Por quatro anos e meio viu seu pai definhar numa cama vítima de um acidente vascular cerebral. Em plena adolescência, a dificuldade de aceitação foi grande e, em razão disso, costumava lidar com ele como se nada tivesse acontecido. Lia jornais, brincava, inventava histórias e muitas vezes nem percebia que ele não a estava escutando.
Num sábado de Páscoa, após um grito de sua mãe, Thiana caiu em sí que seu pai estava morrendo. Correu para o quarto dos fundos da casa e lá se trancou.
Depois de aproximadamente duas horas uma vizinha muito próxima conseguiu tirá-la do quarto, graças à calma e muita conversa. Thiana estava transtornada, rosto inchado de tanto chorar, cambaleando como se estivesse bêbada e emitindo palavras em tom tão baixo que a vizinha não entendia. O corpo de seu pai já havia sido retirado para o velório e Thiana não conseguia olhar para a porta do seu quarto. Naquele momento era impossível imaginar que, adentrando aquela porta, não mais encontraria o seu pai. Culpou-se, desta vez aos gritos, de não ter entendido o seu estado, de sempre tê-lo forçado a dizer que estava melhorando, que fora infantil e pouco auxiliara a mãe nesse período. E aos gritos ficou, batendo com força na mesa da sala de jantar que ainda abrigava uma caixa de remédios que eram ministrados diariamente nele.
Ao longe ouviu uma voz familiar que dizia: “Chore, extravase a tua tristeza, coloque para fora tudo o que quiseres. Eu vim para ficar contigo”. Era Marcio, seu ex namorado, o cara que ela amara por quatro anos, fizera tantos planos mas, subitamente, descobrira que ele nada mais era do que um homem de várias mulheres. Recebeu das suas mãos uma medalhinha de Nossa Senhora Aparecida e um pequeno bilhete com as seguintes inscrições: “A morte é só uma passagem. Por favor, desta vez acredite em mim”.
Agradeceu a medalhinha, embarcou no carro e rumou para o velório, sem olhar para trás.
Foi duro despedir-se fisicamente de seu pai, o homem que a ensinara a ser o que era, o seu companheiro, o seu ídolo.
Apoiada por amigos e primos, Thiana sentiu-se confortada, mesmo com tamanha dor.
Eram tantos abraços de condolências que Thiana cansou. Resolveu sair do recinto e tomar um ar, olhar para o céu e pedir a Deus compaixão. Subitamente esbarrou no seu tio, irmão de seu pai, o homem que o havia roubado em uma sociedade mal administrada, o homem que nunca, no período da doença, ousara visitar ou mesmo questionar como estava o irmão. Dos olhos de Thiana, mesmo naquele momento de tamanha vulnerabilidade, saíram faíscas de ódio que desconcertaram o tio.

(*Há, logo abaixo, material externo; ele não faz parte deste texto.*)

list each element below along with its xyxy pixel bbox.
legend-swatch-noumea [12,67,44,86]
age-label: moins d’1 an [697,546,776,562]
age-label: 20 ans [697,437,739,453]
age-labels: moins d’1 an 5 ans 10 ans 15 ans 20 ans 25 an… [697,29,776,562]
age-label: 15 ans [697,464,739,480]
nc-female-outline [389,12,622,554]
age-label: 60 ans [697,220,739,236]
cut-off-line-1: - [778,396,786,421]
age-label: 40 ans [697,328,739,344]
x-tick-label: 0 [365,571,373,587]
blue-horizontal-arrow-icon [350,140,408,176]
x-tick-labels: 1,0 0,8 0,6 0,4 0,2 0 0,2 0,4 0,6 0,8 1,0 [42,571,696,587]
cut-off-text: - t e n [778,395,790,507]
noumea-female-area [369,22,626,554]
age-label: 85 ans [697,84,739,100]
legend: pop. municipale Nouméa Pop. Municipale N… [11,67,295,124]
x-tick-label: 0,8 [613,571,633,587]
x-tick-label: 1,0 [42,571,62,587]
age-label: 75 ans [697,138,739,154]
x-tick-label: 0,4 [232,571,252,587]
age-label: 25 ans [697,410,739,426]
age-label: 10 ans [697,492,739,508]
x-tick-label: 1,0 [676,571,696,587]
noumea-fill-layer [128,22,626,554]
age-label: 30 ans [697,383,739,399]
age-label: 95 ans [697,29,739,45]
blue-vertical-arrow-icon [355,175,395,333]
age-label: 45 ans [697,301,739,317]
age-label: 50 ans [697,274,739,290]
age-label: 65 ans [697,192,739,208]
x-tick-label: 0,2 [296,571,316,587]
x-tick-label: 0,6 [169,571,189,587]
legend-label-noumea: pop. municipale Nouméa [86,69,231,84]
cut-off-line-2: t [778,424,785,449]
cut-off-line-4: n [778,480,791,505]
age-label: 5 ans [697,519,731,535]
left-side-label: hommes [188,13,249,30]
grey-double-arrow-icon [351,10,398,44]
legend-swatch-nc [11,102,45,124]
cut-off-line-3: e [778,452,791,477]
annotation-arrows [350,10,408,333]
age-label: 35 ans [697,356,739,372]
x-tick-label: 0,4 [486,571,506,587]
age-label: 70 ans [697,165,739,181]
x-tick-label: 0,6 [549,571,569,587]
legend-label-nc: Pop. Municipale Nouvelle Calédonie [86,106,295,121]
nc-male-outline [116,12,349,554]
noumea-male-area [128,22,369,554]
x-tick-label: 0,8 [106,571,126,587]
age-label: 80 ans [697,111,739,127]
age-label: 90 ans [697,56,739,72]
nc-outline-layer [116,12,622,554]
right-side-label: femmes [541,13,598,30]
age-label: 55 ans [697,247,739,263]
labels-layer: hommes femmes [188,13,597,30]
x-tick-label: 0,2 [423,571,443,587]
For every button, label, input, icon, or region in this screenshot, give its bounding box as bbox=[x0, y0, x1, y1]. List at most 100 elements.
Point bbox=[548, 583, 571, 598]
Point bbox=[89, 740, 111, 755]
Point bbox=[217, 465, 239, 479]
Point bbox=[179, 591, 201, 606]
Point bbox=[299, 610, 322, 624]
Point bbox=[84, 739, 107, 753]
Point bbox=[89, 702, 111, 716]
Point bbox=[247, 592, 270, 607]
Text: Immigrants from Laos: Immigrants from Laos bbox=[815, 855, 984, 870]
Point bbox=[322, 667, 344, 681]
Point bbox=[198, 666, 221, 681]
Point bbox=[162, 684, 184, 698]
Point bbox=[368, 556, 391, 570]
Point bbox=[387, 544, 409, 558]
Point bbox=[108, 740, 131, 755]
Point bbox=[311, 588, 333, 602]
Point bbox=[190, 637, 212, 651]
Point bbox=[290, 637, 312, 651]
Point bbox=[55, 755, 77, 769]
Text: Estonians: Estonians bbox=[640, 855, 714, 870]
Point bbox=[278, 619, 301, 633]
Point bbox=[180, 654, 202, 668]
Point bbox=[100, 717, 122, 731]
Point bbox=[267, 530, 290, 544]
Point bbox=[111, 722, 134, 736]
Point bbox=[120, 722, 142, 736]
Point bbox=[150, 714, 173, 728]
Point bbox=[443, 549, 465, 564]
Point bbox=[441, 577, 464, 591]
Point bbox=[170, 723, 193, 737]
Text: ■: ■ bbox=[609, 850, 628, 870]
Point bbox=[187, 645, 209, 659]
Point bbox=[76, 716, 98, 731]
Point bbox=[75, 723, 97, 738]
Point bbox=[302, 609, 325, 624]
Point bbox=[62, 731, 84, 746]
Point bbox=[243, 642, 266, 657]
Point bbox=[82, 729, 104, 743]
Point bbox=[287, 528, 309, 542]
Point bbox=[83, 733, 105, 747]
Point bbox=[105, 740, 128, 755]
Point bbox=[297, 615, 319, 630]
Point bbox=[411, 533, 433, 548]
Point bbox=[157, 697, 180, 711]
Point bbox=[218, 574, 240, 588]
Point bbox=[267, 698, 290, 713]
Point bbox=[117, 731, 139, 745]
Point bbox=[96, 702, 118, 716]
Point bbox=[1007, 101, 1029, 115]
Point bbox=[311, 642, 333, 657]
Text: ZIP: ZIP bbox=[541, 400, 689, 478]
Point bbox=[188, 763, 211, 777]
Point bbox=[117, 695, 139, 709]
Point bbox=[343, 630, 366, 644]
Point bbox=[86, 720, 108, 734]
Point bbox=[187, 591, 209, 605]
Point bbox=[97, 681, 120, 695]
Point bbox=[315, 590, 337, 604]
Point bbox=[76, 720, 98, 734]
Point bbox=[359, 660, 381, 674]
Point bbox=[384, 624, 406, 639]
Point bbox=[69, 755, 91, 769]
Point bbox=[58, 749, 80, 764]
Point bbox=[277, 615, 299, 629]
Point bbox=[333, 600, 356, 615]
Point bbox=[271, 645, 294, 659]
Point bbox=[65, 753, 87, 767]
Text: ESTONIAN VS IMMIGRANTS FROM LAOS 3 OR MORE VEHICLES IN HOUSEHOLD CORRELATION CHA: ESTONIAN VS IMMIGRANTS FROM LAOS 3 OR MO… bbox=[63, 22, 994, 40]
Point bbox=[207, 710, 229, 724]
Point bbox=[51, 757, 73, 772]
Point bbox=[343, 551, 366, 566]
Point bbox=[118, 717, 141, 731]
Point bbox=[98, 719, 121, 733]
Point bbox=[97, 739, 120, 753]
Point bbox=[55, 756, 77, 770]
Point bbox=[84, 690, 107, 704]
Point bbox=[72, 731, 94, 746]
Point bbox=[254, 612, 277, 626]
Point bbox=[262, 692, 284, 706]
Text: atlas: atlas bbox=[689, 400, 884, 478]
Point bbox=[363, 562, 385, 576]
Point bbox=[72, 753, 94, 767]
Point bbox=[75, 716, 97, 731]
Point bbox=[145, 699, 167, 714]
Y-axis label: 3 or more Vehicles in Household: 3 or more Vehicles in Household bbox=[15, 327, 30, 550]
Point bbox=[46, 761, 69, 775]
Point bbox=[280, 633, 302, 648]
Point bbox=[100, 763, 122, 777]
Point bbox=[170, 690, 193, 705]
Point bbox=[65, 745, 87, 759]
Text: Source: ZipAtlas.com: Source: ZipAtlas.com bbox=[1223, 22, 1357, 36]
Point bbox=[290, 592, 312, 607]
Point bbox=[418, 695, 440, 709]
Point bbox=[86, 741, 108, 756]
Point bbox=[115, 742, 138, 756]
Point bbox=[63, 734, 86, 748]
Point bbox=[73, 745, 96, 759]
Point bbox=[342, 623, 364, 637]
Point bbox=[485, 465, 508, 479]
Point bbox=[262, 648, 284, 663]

Com olhar baixo ele retirou-se e Thiana, ainda indignada com o inesperado encontro, resolveu sair do recinto para respirar. Passagens com seu pai viajavam por sua cabeça: tantos carinhos, tanto esforço, tanta dedicação para acabar assim. Como ficaria sua família? Como ela se sentiria sem o seu fio condutor? Seu pai sempre fora um exemplo de homem de caráter, um homem com infância sofrida e muita batalha para colocar as filhas em um patamar onde ele nunca esteve. Vazio!
Após o funeral, de volta para casa, decidiu que, se até então tinha conduzido sua vida da melhor forma, a partir dalí faria ainda mais. Seguiria os conselhos de seu velho pai e seria exemplo de dedicação, amor e vida. De súbito, percebeu que as situações são frágeis demais se tratadas com orgulho, descaso e ausência de amor. A efemeridade da vida provou que nada, absolutamente nada vale a pena se não for bem e dignamente vivido. Continuaria sendo o orgulho de seu pai.